Dungeons Daring (TM) 4th Edition with all three core books is available for free download. Dungeons Daring continues to be a completely free, open source, open gaming product.

Before anyone panics about having to download 800+ pages again:

1. We have two relatively small update PDFs available that will give you the new 4E information while continuing to use the 3E books. There's a Players Guide updater and a game master's updater. The latter updates both the Game Masters Guide and the Creature Guide.

2. There's no need to modify an of your PC definitions. The only change in the character sheet from 3E is the addition of magic resistance, if the PC has it.

If we were honest in our numbering, we probably would call this Version 3.1. This represents a rather small advancement from 3rd Edition Dungeons Daring. In fact, the two editions are compatible.

Why the update? It has a lot to do with the Dungeons Daring version of our forthcoming Jörðgarð campaign setting release, The Northwest.

In developing 3rd Edition, we worked with 30 campaigns that have been playing Dungeons Daring since the release of the 1st Edition. There were some ideas that we wanted to implement in 3rd Edition that drew an unfavorable response from the majority of those campaigns. As a result, we did not include them.

Of the 30 campaigns that tested 3rd edition, 24 are making test runs at advanced levels with advance material from the Northwest in the Jörðgarð setting. The other four are testing high level campaigns of their own making. The game masters and players in the majority of those campaigns now have strongly suggested that we restore two of the important ideas that we left out of 3rd Edition at their recommendation. We're glad to do it. One of those game elements – magic resistance – we consider to be not only important but necessary.

These new items are explained in detail in the new PDFs. Here's a brief summary with comments:

• Magic Resistance: Characters who do not command magic – in other words, those who are not born sorcerers – begin life with a small amount of magical resistance. They are not a part of the natural flow of magic and therefore have a slight immunity to it. That level of resistance never changes for characters who don't adventure, go to war or engage in activities that make them the target of hostile magic attacks. However, adventurers and others who have taken magical damage grow slowly more resistant to magic, the more that they are subjected to it.

Why the Testers Want It: The magical power of sorcerers, wizards, magi and other spellcasters continues to grow with experience in a Dungeons Daring campaign, where non-spellcasters reach maximums in their basic abilities. Game masters and players found that highly experienced warriors and members of other non-sorcerer career paths and professions had no chance against the high-powered spellcasters. They were being roasted alive.
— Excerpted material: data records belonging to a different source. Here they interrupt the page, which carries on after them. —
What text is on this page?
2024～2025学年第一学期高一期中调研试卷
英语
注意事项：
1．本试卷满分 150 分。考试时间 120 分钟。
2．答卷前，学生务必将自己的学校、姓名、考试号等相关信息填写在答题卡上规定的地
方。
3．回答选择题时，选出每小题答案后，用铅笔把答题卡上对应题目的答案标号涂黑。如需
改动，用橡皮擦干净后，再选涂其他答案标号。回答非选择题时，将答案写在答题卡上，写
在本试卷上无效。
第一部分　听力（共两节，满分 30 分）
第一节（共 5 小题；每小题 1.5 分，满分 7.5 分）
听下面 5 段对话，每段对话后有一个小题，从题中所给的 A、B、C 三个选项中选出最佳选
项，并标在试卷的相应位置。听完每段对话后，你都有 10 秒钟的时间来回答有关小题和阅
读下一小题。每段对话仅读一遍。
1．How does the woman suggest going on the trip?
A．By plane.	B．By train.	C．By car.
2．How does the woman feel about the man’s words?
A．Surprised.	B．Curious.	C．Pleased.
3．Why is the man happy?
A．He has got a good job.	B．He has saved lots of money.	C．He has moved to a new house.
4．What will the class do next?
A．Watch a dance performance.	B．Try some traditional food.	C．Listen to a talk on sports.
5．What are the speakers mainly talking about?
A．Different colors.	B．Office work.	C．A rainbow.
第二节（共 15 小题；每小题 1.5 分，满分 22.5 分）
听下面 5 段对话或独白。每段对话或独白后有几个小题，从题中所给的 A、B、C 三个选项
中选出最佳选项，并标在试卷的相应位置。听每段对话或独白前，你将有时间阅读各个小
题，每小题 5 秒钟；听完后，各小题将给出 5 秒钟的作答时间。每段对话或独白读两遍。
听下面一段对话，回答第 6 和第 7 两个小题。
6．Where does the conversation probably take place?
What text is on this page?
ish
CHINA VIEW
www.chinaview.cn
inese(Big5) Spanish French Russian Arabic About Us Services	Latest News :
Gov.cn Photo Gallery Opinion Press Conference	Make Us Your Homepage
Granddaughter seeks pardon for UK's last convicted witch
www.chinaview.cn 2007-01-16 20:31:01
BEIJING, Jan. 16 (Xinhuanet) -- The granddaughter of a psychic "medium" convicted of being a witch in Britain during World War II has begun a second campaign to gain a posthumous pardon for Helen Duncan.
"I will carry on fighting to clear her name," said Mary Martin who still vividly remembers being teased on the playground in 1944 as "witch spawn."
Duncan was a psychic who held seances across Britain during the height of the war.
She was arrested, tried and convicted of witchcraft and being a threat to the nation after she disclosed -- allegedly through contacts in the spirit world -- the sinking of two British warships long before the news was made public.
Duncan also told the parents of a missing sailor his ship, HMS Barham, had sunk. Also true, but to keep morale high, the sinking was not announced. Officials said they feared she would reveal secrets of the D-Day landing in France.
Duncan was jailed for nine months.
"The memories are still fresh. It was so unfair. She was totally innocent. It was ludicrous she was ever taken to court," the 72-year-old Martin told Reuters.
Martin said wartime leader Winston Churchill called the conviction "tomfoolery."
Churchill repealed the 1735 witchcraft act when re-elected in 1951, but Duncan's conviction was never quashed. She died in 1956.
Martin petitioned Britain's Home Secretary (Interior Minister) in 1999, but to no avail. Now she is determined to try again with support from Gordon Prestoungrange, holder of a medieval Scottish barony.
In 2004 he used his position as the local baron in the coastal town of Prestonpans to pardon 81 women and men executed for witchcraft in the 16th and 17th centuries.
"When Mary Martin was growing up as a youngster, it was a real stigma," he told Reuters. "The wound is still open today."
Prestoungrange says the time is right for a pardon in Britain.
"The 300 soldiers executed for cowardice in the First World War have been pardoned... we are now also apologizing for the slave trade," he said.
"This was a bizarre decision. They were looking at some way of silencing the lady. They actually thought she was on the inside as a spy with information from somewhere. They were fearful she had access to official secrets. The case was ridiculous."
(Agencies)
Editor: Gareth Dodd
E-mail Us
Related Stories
Now, the longer an adventurer is on the trail, the greater the chance that he or she will not be damaged by some spells or will take only reduced damage from others, due to the resistance that he or she has built over the years.

• Fixed Ability Progression: Player characters now gain new ability points on the basis of fixed tables based upon the time they have spent adventuring rather than through the game master's assignment based upon his or her evaluation of a PC's experiences in adventures.
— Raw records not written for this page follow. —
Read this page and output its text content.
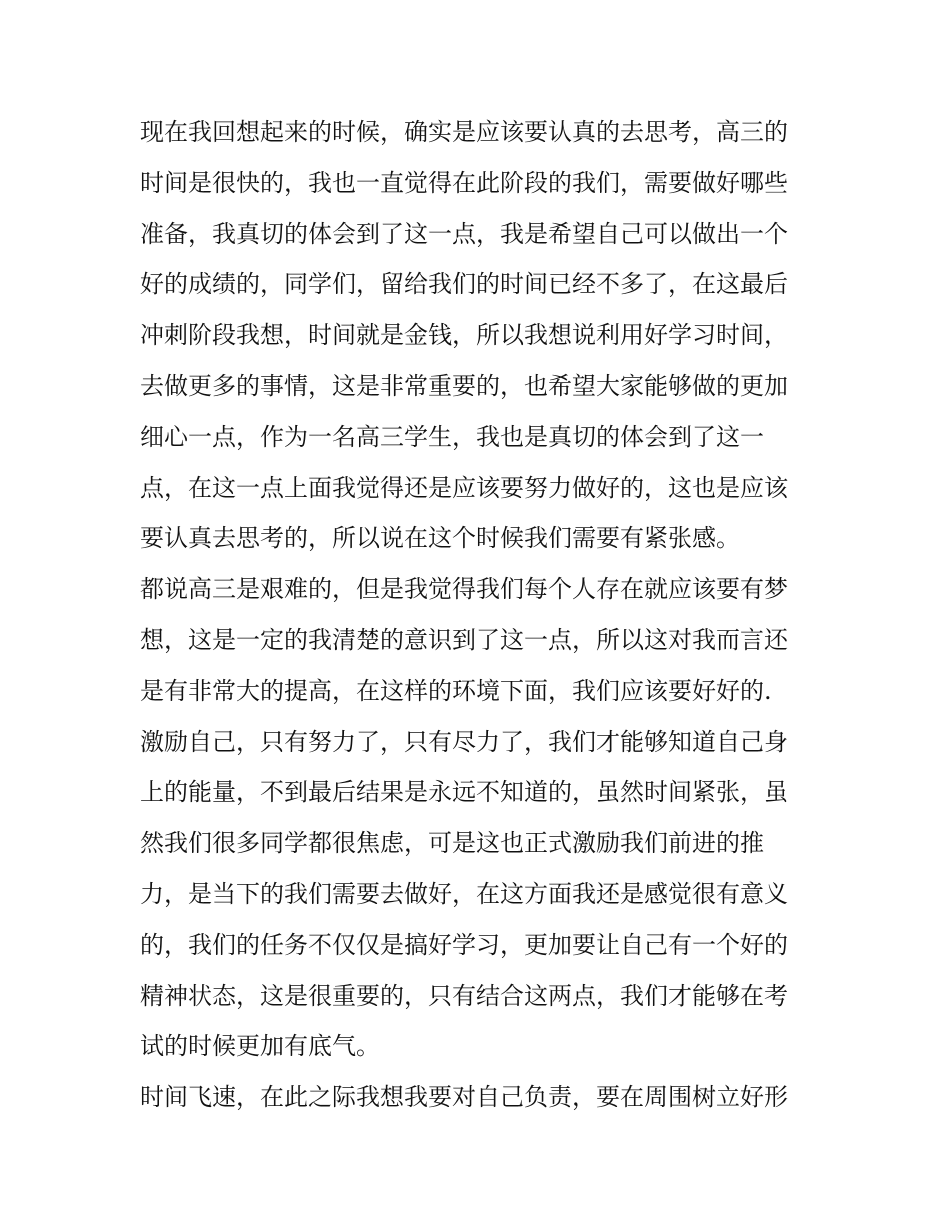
现在我回想起来的时候，确实是应该要认真的去思考，高三的
时间是很快的，我也一直觉得在此阶段的我们，需要做好哪些
准备，我真切的体会到了这一点，我是希望自己可以做出一个
好的成绩的，同学们，留给我们的时间已经不多了，在这最后
冲刺阶段我想，时间就是金钱，所以我想说利用好学习时间，
去做更多的事情，这是非常重要的，也希望大家能够做的更加
细心一点，作为一名高三学生，我也是真切的体会到了这一
点，在这一点上面我觉得还是应该要努力做好的，这也是应该
要认真去思考的，所以说在这个时候我们需要有紧张感。
都说高三是艰难的，但是我觉得我们每个人存在就应该要有梦
想，这是一定的我清楚的意识到了这一点，所以这对我而言还
是有非常大的提高，在这样的环境下面，我们应该要好好的.
激励自己，只有努力了，只有尽力了，我们才能够知道自己身
上的能量，不到最后结果是永远不知道的，虽然时间紧张，虽
然我们很多同学都很焦虑，可是这也正式激励我们前进的推
力，是当下的我们需要去做好，在这方面我还是感觉很有意义
的，我们的任务不仅仅是搞好学习，更加要让自己有一个好的
精神状态，这是很重要的，只有结合这两点，我们才能够在考
试的时候更加有底气。
时间飞速，在此之际我想我要对自己负责，要在周围树立好形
Why the Testers Want It: Both game masters and players believe that the 3rd Edition system is considerably more complicated for a game master to handle and also more arbitrary than the experience points system used in OGL 3.5 games and, to some extent, also in the 1st and 2nd editions of Dungeons Daring. In addition, the 3rd Edition system results in too many time-wasting debates between players and game masters. After testing the new 4th Edition system, the campaigns unanimously considered it an improvement and a solution to the previous problems.

• Unique Ability or Characteristic: Giving each PC something unique was an added element suggested by one campaign group. We tested it in all campaign groups, and the majority found that it enhanced role-playing. No campaign objected to it.

One of the things that was rejected from the 3rd Edition design still remains out. We had proposed simplifying range questions by defining three standard ranges for everything. (A similar system is used in the new 13th Age RPG from Pelgrane Press.) The majority of our testing game masters and players continue to oppose this idea. When they tested it, they found that it did speed up play a bit, but they thought the loss of reality the change caused outweighed the gain in speed. As a result, this system also is not a part of 4th Edition.